About rest days. I’m bad about taking them myself, but I absolutely believe they’re essential for everyone, from pro athletes to casual exercisers. Since I’ve been exercising regularly (for about the past 2 years), I’ve rarely gone a day without some form of a workout. There were a few days when I was out all day and didn’t get in a traditional workout, but I was on my feet all day running errands or shopping and I counted that as my workout, since it was pretty strenuous after a full day. But even on the days when I exercised a little less than the day before (usually because I was too busy), I freaked out. I would love to say I work out just for the good feeling it gives me, but that’s not entirely true. I also do it for the calorie burn, and because it makes me feel okay with eating. Sad, but true. But on Friday, I worked on my exercise guilt. Since my family was up here, and then we headed back to the Springs after my sister’s college visit, I couldn’t fit in a lifting session or even a quick ab workout. I wasn’t completely sedentary (my mom and I ran errands around town for an hour or so) but I didn’t do much other than that, and surprisingly, I was kinda ok with taking a rest day. Sure, I got right back into my routine on Saturday, but it helped me realize that a rest day here and there isn’t the end of the world. In fact, it might help with exercise burnout, and in preventing overuse injuries. I’m not sure if I’m ready to take a full rest day every week, but I’m hoping to get there soon.

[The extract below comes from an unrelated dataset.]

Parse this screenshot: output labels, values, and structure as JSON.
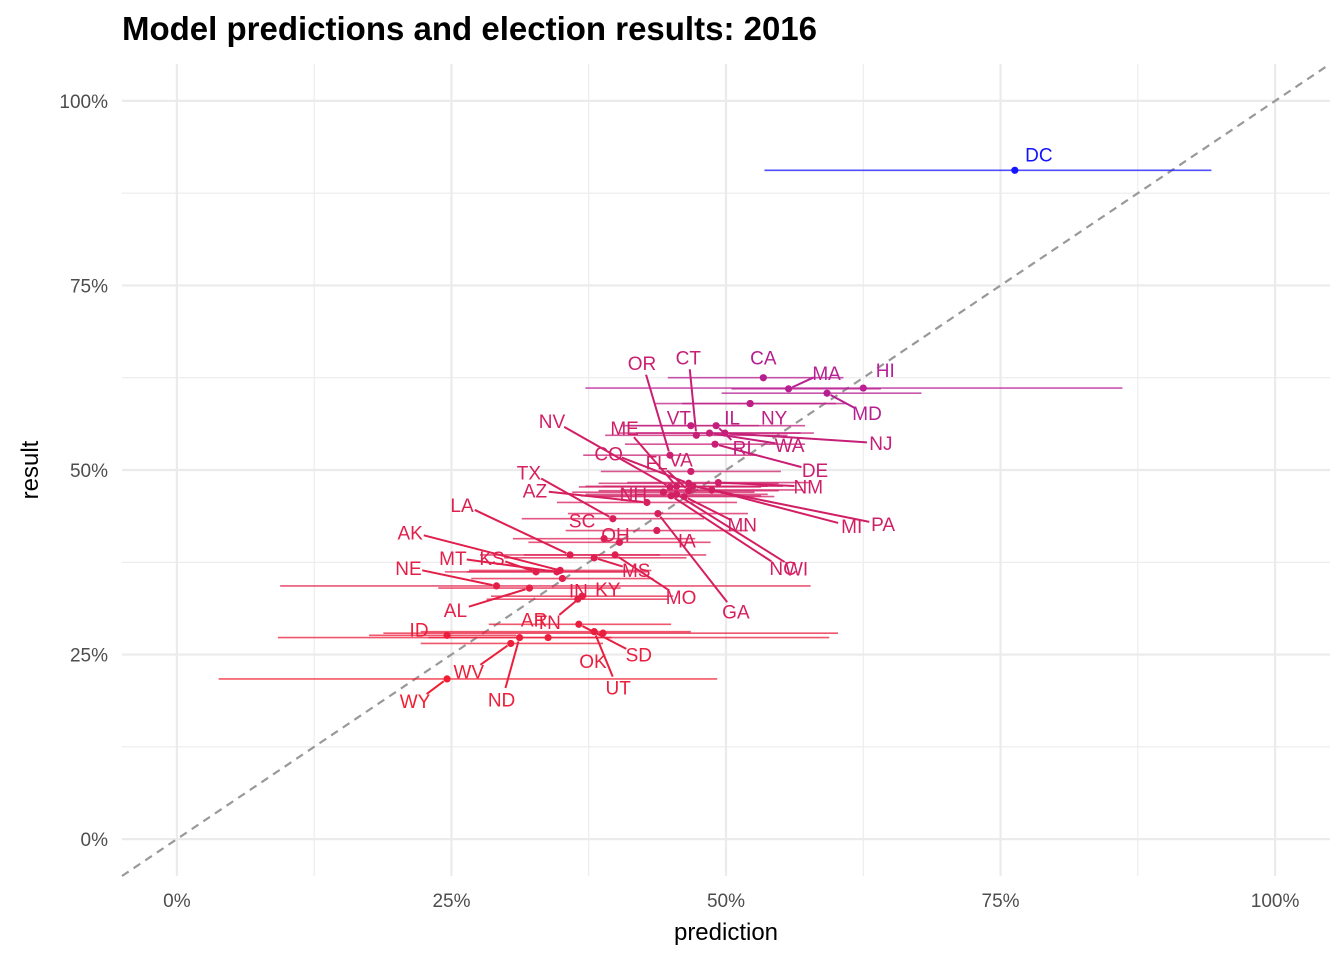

Finally, onto intuitive eating. This one has been discussed so much lately, so I don’t want to go into too much detail here. But I do think it’s been misconstrued a lot. I think moving away from calorie/macro counting and measuring is a great thing (and something I’ve been doing since the beginning of the year) but not when it turns into something that isn’t intuitive at all…orthorexia. I know, because I’ve fallen into it myself. I’ve become more hyper-focused on the ingredients in the foods I’m eating, and it’s been obsessive at points. It might seem healthier than calorie counting, but it can be just as destructive. When people start saying they’re eating intuitively, yet still stick with ‘safe’ foods, that could be a red flag for orthorexia. When someone’s obsessed with clean ingredients to the point that they get anxious about eating foods they don’t know the ingredients for (I’m guilty as charged), it could be a sign of orthorexia. Intuitive eating isn’t about stuffing your face with cake or ignoring all healthy eating guidelines, but it isn’t about eating ‘clean’ 24/7. It’s about being flexible, sensing fullness, enjoying your food and not letting it rule your life. I feel like I was pretty good about eating intuitively this weekend. I had everything from fancy vegan pizza, to nori wraps, to Larabars, to a vegan gluten-free cupcake, lots of guac and roasted veggies to protein smoothies. I ate pretty balanced everyday, enjoyed all of my food, didn’t freak out too much when I felt a little fuller than usual and didn’t overthink my choices as usual. I know this is something I’ll still struggle with, but feeling more free is a great thing!

A healthy weekend option, balanced by vegan desserts and pizza!

A healthy weekend option, balanced by vegan desserts and pizza!

What are your thoughts on fullness, rest days and intuitive eating?